Jean Lambert, on behalf of the Verts/ALE Group, in response to Charles Clarke’s speech in the European Parliament on the UK Presidency and terrorism.
Mr President, one of the things that I noticed in the presentation from Council was that we were not only talking about terrorism but also organised crime. I think that is extremely important when we are looking at some of the measures which are before us. Because, if what we are saying is that the activities of what we acknowledge is a handful of people really have the power to sway and transform civil liberties within the European Union, then part of the battle that we always ascribe to terrorists has already been won. I think that is an extremely worrying factor.
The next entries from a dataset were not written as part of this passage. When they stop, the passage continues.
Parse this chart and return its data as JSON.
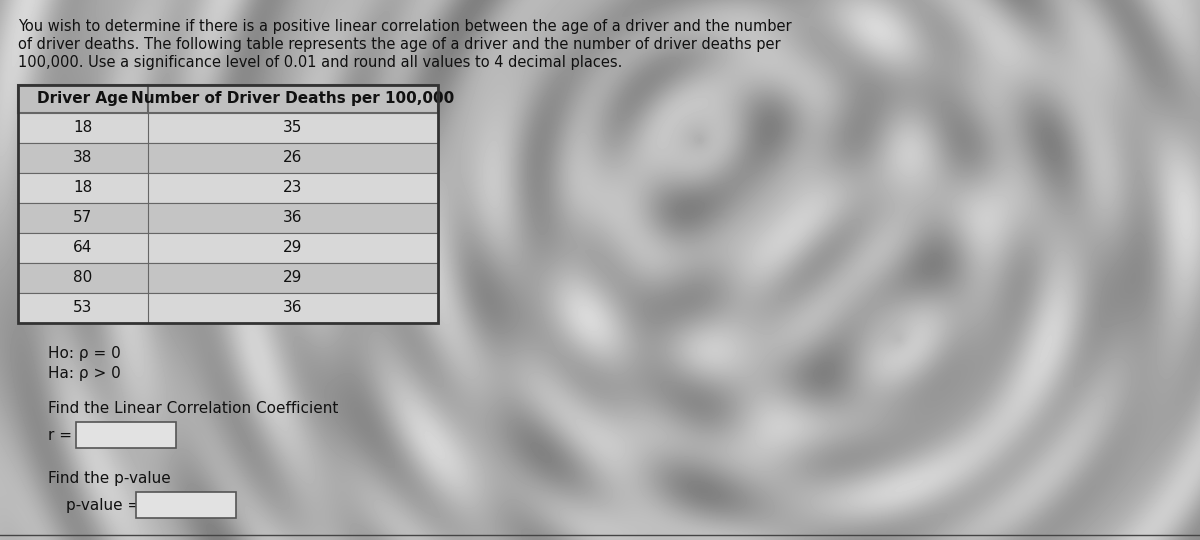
{
  "paragraph_lines": [
    "You wish to determine if there is a positive linear correlation between the age of a driver and the number",
    "of driver deaths. The following table represents the age of a driver and the number of driver deaths per",
    "100,000. Use a significance level of 0.01 and round all values to 4 decimal places."
  ],
  "table_headers": [
    "Driver Age",
    "Number of Driver Deaths per 100,000"
  ],
  "table_data": [
    [
      18,
      35
    ],
    [
      38,
      26
    ],
    [
      18,
      23
    ],
    [
      57,
      36
    ],
    [
      64,
      29
    ],
    [
      80,
      29
    ],
    [
      53,
      36
    ]
  ],
  "ho_text": "Ho: ρ = 0",
  "ha_text": "Ha: ρ > 0",
  "find_r_label": "Find the Linear Correlation Coefficient",
  "r_label": "r =",
  "find_p_label": "Find the p-value",
  "p_label": "p-value =",
  "bg_color_light": "#c8c8c8",
  "bg_color_dark": "#888888",
  "table_row_light": "#d8d8d8",
  "table_row_dark": "#c4c4c4",
  "table_header_bg": "#c0c0c0",
  "table_border_color": "#666666",
  "text_color": "#111111",
  "input_box_bg": "#e2e2e2",
  "input_box_border": "#555555",
  "font_size_para": 10.5,
  "font_size_table_header": 11,
  "font_size_table_data": 11,
  "font_size_labels": 11
}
My Group would thoroughly agree with what Mr Watson has said to the effect that human rights are universal. They are not divisible, they are not negotiable and they are not applicable only to certain groups. We know from our own experience in the United Kingdom, when we were dealing with terrorism from the IRA years ago, that we could often see that convictions took priority over evidence and over correct police procedure. That is something we need to be aware of and bear in mind.
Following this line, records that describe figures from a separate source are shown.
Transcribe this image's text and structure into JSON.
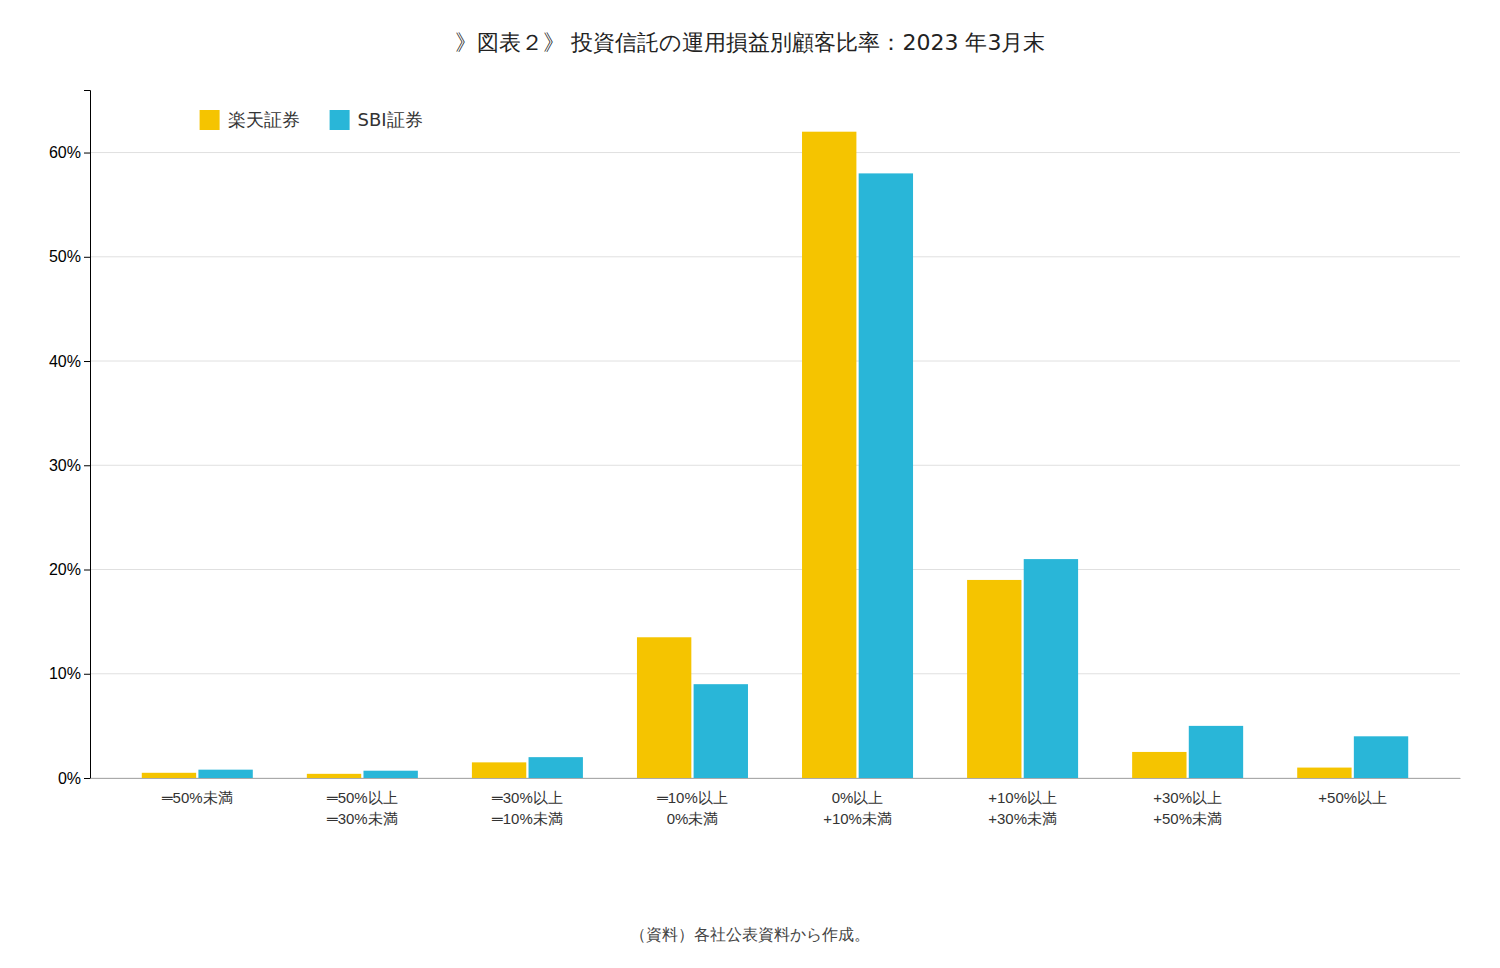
{
  "chart_data": {
    "type": "bar",
    "title": "》図表２》 投資信託の運用損益別顧客比率：2023 年3月末",
    "categories": [
      "═50%未満",
      "═50%以上\n═30%未満",
      "═30%以上\n═10%未満",
      "═10%以上\n0%未満",
      "0%以上\n+10%未満",
      "+10%以上\n+30%未満",
      "+30%以上\n+50%未満",
      "+50%以上"
    ],
    "series": [
      {
        "name": "楽天証券",
        "color": "#F5C400",
        "values": [
          0.5,
          0.4,
          1.5,
          13.5,
          62.0,
          19.0,
          2.5,
          1.0
        ]
      },
      {
        "name": "SBI証券",
        "color": "#29B6D8",
        "values": [
          0.8,
          0.7,
          2.0,
          9.0,
          58.0,
          21.0,
          5.0,
          4.0
        ]
      }
    ],
    "ylim": [
      0,
      66
    ],
    "yticks": [
      {
        "value": 0,
        "label": "0%"
      },
      {
        "value": 10,
        "label": "10%"
      },
      {
        "value": 20,
        "label": "20%"
      },
      {
        "value": 30,
        "label": "30%"
      },
      {
        "value": 40,
        "label": "40%"
      },
      {
        "value": 50,
        "label": "50%"
      },
      {
        "value": 60,
        "label": "60%"
      }
    ],
    "grid": true,
    "legend": "upper left",
    "footnote": "（資料）各社公表資料から作成。"
  }
}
I am more than slightly concerned when I hear the Minister talking about the need to re-evaluate the European Convention on Human Rights. The debate in the United Kingdom and elsewhere is already starting to refer to an ‘inconvenient’ Article 3, which is the one that deals with inhumane and degrading treatment and which cannot be derogated from. In the United Kingdom, we have already derogated from Article 5.
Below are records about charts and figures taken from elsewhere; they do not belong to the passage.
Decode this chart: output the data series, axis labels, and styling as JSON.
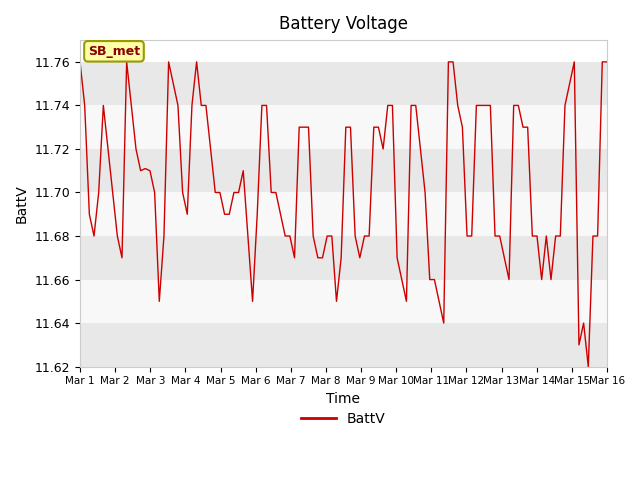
{
  "title": "Battery Voltage",
  "xlabel": "Time",
  "ylabel": "BattV",
  "ylim": [
    11.62,
    11.77
  ],
  "yticks": [
    11.62,
    11.64,
    11.66,
    11.68,
    11.7,
    11.72,
    11.74,
    11.76
  ],
  "legend_label": "BattV",
  "annotation_text": "SB_met",
  "line_color": "#cc0000",
  "band_colors": [
    "#e8e8e8",
    "#f4f4f4",
    "#e8e8e8",
    "#f4f4f4",
    "#e8e8e8",
    "#f4f4f4",
    "#e8e8e8"
  ],
  "x_labels": [
    "Mar 1",
    "Mar 2",
    "Mar 3",
    "Mar 4",
    "Mar 5",
    "Mar 6",
    "Mar 7",
    "Mar 8",
    "Mar 9",
    "Mar 10",
    "Mar 11",
    "Mar 12",
    "Mar 13",
    "Mar 14",
    "Mar 15",
    "Mar 16"
  ],
  "y_values": [
    11.76,
    11.74,
    11.69,
    11.68,
    11.7,
    11.74,
    11.72,
    11.7,
    11.68,
    11.67,
    11.76,
    11.74,
    11.72,
    11.71,
    11.711,
    11.71,
    11.7,
    11.65,
    11.68,
    11.76,
    11.75,
    11.74,
    11.7,
    11.69,
    11.74,
    11.76,
    11.74,
    11.74,
    11.72,
    11.7,
    11.7,
    11.69,
    11.69,
    11.7,
    11.7,
    11.71,
    11.68,
    11.65,
    11.69,
    11.74,
    11.74,
    11.7,
    11.7,
    11.69,
    11.68,
    11.68,
    11.67,
    11.73,
    11.73,
    11.73,
    11.68,
    11.67,
    11.67,
    11.68,
    11.68,
    11.65,
    11.67,
    11.73,
    11.73,
    11.68,
    11.67,
    11.68,
    11.68,
    11.73,
    11.73,
    11.72,
    11.74,
    11.74,
    11.67,
    11.66,
    11.65,
    11.74,
    11.74,
    11.72,
    11.7,
    11.66,
    11.66,
    11.65,
    11.64,
    11.76,
    11.76,
    11.74,
    11.73,
    11.68,
    11.68,
    11.74,
    11.74,
    11.74,
    11.74,
    11.68,
    11.68,
    11.67,
    11.66,
    11.74,
    11.74,
    11.73,
    11.73,
    11.68,
    11.68,
    11.66,
    11.68,
    11.66,
    11.68,
    11.68,
    11.74,
    11.75,
    11.76,
    11.63,
    11.64,
    11.62,
    11.68,
    11.68,
    11.76,
    11.76
  ]
}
I agree that we need to build on the European Convention, we do not need to dismantle it and we do not need to ‘nuance’ it so that it catches those that at the moment we are choosing not to support because, when we look at the history of certain of those terrorist groups, they have been supported in the past by certain of our governments.
We also need to be wary of creating a feeling amongst people that everyone is a potential terrorist or criminal. We need a strong civil society, as Commissioner Frattini pointed out, one which is democratic, in which people feel they can participate and are not excluded on the basis of their race or religion.
My Group is concerned about the publication of the code of conduct for not-for-profit organisations and would be interested to know what the basis is for putting that within a context of terrorism and criminality. People involved in not-for-profit are often some of the most active and constructive citizens that we have. This feeling of suspicion is something which also feeds radicalisation and fundamentalism, which can be based on race as well as religion. We look forward to further moves dealing with race hatred and xenophobia within the European Union. We would also be interested to see what the foreign policy link is going to be in this discussion on radicalisation.
Much of what we are hearing this morning is based on the concept of a benevolent state. We want to know where the safeguards are going to be, what the political oversight is going to be, how that is going to involve the European Parliament and our national parliaments and what redress is available for those who find themselves caught up and on lists that they should never have been on in the first place.